Initially, while Netflix was concerned about the "huggability of the animal cast", both Knight and Cripps said that working for the streaming giant's animation unit was positively heavenly. "It's been great. Again, we're first-time directors, so Netflix is willing to give us a shot and give us a voice, so we really feel great. We would've felt if this was DreamWorks, we possibly would've been pigeonholed as writer and editor and not necessarily been given this chance. And the fact that we reached such a big, global audience with this great depiction of Australia I think, is a wonderful thing for us."

==Soundtrack==

The film's score was composed by Rupert Gregson-Williams. Executive producer Akiva Goldsman, as director, had previously worked with Gregson-Williams on Winter's Tale. Gregson-Williams had also previously composed the score for animated films such as Over the Hedge, Bee Movie, Postman Pat: The Movie, Open Season: Scared Silly, and Abominable.

The soundtrack features four original songs, including "Hello World" by Evie Irie and "Beautifully Ugly" by Tim Minchin and Irie.
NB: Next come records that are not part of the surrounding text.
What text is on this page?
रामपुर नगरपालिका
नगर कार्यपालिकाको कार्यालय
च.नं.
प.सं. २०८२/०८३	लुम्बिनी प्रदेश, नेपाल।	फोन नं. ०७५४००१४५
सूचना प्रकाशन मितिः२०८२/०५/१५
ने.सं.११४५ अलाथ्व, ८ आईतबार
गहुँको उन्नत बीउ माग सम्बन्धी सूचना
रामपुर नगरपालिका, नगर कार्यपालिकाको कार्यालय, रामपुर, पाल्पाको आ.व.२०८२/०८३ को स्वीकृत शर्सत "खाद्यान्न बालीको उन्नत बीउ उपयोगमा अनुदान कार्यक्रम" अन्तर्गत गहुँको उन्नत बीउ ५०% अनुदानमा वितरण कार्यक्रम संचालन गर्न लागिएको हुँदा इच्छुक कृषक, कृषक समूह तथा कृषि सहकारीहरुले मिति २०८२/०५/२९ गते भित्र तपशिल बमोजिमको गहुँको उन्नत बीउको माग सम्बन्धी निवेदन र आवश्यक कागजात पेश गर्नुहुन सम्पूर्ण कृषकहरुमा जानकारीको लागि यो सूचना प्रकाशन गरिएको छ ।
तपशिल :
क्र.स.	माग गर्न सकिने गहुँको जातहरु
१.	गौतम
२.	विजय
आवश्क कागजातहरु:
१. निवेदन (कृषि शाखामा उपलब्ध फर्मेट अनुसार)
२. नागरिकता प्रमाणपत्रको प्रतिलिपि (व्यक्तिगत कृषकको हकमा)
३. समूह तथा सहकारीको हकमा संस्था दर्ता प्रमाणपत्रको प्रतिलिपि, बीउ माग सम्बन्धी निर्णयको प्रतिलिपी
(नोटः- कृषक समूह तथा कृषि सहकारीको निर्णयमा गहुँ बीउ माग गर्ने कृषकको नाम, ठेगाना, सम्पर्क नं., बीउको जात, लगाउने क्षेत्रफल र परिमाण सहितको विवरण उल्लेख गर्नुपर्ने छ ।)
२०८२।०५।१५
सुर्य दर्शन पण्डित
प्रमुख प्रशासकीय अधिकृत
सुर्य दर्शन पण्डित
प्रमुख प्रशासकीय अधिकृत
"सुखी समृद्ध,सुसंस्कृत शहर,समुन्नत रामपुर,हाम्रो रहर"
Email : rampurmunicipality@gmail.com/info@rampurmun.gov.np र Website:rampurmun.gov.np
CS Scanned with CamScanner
All score tracks are composed by Rupert Gregson-Williams.

| No. | Title | Length |
|---|---|---|
| 1. | "Hello World" (Performed by Evie Irie) | 2:37 |
| 2. | "ROAR" (Performed by G Flip) | 3:56 |
| 3. | "Beautifully Ugly" (Performed by Tim Minchin feat. Evie Irie) | 2:45 |
| 4. | "Maddie's Lullaby" (Performed by Thelma Plum) | 1:38 |
| 5. | "Jackie's Mountains" | 2:15 |
| 6. | "Chaz's Show" | 3:48 |
| 7. | "Jackie" | 2:23 |
| 8. | "Arrival in Sydney" | 2:07 |
| 9. | "Pretty Boy Trouble" | 2:49 |
| 10. | "Redbacks" | 2:30 |
| 11. | "Near Miss" | 1:20 |
| 12. | "Toad Love" | 1:44 |
| 13. | "School Bus Mayhem" | 2:37 |
| 14. | "Tasmanian Devils" | 1:10 |
| 15. | "Chaz's Secret" | 2:12 |
| 16. | "Bonding" | 2:02 |
| 17. | "Arrival at Jackie's Mountains" | 1:38 |
| 18. | "Chaz Captures the Gang" | 1:22 |
| 19. | "Maddie Caught" | 2:23 |
| 20. | "Let's Get Our Friends Back" | 1:25 |
| 21. | "Fire Truck Pursuit" | 2:51 |
| 22. | "Dung Balls" | 1:33 |
| 23. | "Saving Chazzie" | 1:57 |
| 24. | "Maddie Beautiful" | 1:42 |
| 25. | "Outback Parade" | 1:58 |
| 26. | "Let's Get Away" (Performed by Alex the Astronaut) | 2:05 |
| Total length: |  | 56:32 |

===Notes===
Several other songs were featured in the film and trailers but not included in the soundtrack album:
- "Zou Bisou Bisou" by Gillian Hills.
- "9 to 5" by Dolly Parton.
- "Bad Guy" by Billie Eilish.
- "Nails, Hair, Hips, Heels" by Todrick Hall
- "Against All Odds (Take a Look at Me Now)" by Phil Collins.
- "Justified & Ancient" by The KLF.
- "Take a Long Line" by The Angels.
- "Sussudio" by Phil Collins.
- "Wild Child" by Ace Wilder.

==Release==
On November 30, 2020, Netflix announced that the animated film Back to the Outback would make its world debut in late 2021. However, in October 2021, it was announced that the film would premiere worldwide on December 10, 2021. It also had a limited theatrical release on December 3, prior to its streaming release on Netflix.

In its first week, Back to the Outback accumulated 485 million minutes of viewing time, finishing second in Nielsen's Top 10 Streaming Movies to The Unforgivable starring Sandra Bullock.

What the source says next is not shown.